My plan is to set alerts for all transactions across my banks, and direct them all to a single email address. Then I’ll write a python script that checks the inbox every 5mins or so, and if it detects a new email, it will parse it according to some code I write and extract the amount and the payee, and then attempt to import it into (in this case, ActualBudget) using the importTransactions
API call.
It’s going to be a bit of a pain in the ass to set this up as I see it (I’m also a bit of a beginner, but think I can make it work) and I just want to see if anyone else has tried this. Thanks!
I know that banks in Europe are bound by law to follow PSD2, which is a set of guidelines to propose APIs. I found a stackoverflow post to generate the required certificates for that but those are only supposed to be for testing purposes https://stackoverflow.com/questions/50045376/how-to-create-eidas-certificate-with-qwac-and-qsealc-profiles-psd2-specific-att
You can use the PSD2 api to fetch the transactions from your account directly, that would be a lot less troublesome. There is also the woob (formerly weboob) project that has web scraping for a lot of banks (specifically french but also some American ones like amex)

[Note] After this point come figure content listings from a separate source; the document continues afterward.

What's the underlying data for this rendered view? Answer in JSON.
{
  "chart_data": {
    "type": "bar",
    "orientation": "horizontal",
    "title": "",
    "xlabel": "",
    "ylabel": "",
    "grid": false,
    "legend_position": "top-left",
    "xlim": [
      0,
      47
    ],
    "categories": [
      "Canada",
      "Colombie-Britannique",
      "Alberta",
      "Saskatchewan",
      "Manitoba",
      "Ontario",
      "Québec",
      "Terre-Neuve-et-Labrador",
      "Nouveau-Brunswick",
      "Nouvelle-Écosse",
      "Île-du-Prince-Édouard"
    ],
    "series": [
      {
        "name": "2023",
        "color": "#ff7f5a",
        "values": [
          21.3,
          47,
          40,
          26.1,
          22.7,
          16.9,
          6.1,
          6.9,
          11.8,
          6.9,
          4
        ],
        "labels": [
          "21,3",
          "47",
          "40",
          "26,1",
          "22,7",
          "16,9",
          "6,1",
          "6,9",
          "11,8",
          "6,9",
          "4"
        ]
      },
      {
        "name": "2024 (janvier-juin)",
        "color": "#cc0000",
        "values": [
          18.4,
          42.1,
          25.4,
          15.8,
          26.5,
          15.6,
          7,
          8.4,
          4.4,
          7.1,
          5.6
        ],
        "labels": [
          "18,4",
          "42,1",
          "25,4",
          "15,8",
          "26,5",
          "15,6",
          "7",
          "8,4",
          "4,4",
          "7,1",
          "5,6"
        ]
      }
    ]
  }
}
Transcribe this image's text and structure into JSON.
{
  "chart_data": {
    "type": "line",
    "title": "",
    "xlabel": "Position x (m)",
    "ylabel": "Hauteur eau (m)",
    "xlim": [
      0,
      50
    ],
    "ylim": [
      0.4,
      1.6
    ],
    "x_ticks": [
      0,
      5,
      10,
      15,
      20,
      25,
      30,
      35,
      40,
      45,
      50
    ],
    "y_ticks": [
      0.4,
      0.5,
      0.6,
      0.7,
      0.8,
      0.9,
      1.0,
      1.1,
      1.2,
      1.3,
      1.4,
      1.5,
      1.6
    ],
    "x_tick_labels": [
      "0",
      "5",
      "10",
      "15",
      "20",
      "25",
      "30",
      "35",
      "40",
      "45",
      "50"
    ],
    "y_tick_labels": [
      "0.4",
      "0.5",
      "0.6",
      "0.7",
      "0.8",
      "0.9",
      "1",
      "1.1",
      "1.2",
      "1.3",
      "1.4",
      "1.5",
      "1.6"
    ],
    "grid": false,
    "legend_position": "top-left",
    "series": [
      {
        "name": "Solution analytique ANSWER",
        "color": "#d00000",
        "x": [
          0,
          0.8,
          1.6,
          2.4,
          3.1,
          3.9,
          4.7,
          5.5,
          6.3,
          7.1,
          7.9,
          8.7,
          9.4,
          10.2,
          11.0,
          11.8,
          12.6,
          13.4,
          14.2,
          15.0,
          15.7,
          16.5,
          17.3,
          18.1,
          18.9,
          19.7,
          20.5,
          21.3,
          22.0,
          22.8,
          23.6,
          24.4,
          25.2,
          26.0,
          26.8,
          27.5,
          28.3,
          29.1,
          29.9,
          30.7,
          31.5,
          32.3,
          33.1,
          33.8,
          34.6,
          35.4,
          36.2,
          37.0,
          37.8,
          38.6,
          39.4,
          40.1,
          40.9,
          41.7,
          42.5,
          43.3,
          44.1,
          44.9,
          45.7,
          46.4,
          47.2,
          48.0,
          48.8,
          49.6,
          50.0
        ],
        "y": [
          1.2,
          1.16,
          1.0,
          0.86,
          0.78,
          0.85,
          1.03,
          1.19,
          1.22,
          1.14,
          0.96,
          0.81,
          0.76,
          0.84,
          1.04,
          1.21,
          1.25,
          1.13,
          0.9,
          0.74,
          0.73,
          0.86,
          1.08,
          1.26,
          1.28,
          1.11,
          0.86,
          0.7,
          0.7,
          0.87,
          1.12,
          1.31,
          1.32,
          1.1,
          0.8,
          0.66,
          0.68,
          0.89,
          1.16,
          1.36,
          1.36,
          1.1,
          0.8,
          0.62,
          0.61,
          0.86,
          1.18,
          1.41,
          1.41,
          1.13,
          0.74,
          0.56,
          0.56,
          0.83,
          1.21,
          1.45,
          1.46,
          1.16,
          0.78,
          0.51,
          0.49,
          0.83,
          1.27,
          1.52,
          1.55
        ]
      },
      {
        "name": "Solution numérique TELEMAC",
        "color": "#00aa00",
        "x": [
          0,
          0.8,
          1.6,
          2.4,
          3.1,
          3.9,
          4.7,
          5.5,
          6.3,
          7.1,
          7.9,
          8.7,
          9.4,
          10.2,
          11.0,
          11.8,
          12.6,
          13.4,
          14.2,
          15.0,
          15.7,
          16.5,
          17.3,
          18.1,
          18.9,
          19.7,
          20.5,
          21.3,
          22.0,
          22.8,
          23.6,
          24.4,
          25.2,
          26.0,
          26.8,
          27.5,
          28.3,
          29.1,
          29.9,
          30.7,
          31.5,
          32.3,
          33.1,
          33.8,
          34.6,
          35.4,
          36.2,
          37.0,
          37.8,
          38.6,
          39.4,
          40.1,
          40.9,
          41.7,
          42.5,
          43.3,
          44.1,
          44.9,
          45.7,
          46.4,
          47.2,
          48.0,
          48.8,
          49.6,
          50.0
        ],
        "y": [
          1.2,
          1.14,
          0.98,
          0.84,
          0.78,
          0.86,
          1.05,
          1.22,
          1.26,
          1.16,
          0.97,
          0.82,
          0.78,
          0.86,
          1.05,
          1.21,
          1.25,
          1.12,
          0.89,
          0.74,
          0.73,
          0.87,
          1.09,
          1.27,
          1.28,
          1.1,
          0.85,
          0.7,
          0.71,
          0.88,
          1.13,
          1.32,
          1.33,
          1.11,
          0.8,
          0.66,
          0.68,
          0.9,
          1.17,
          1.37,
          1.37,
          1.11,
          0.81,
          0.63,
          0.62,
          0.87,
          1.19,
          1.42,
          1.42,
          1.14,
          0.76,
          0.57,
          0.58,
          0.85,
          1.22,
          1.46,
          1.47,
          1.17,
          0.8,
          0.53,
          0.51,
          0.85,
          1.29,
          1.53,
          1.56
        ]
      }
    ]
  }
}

I’ve been after something like this as well. My bank only provides statements in PDF format which is pretty irritating. I’ve seen this library recommended for extracting tables from PDFs if you are dealing with that issue. I’m not sure if there is a great way to automatically download the statements though.
https://py-pdf-parser.readthedocs.io/en/latest/overview.html
I just went the parsing CSV route, but it’s only semi-automated. Still a lot better than manually entering everything. Annoyingly, every bank uses a different damn format so you need specific config for all of them.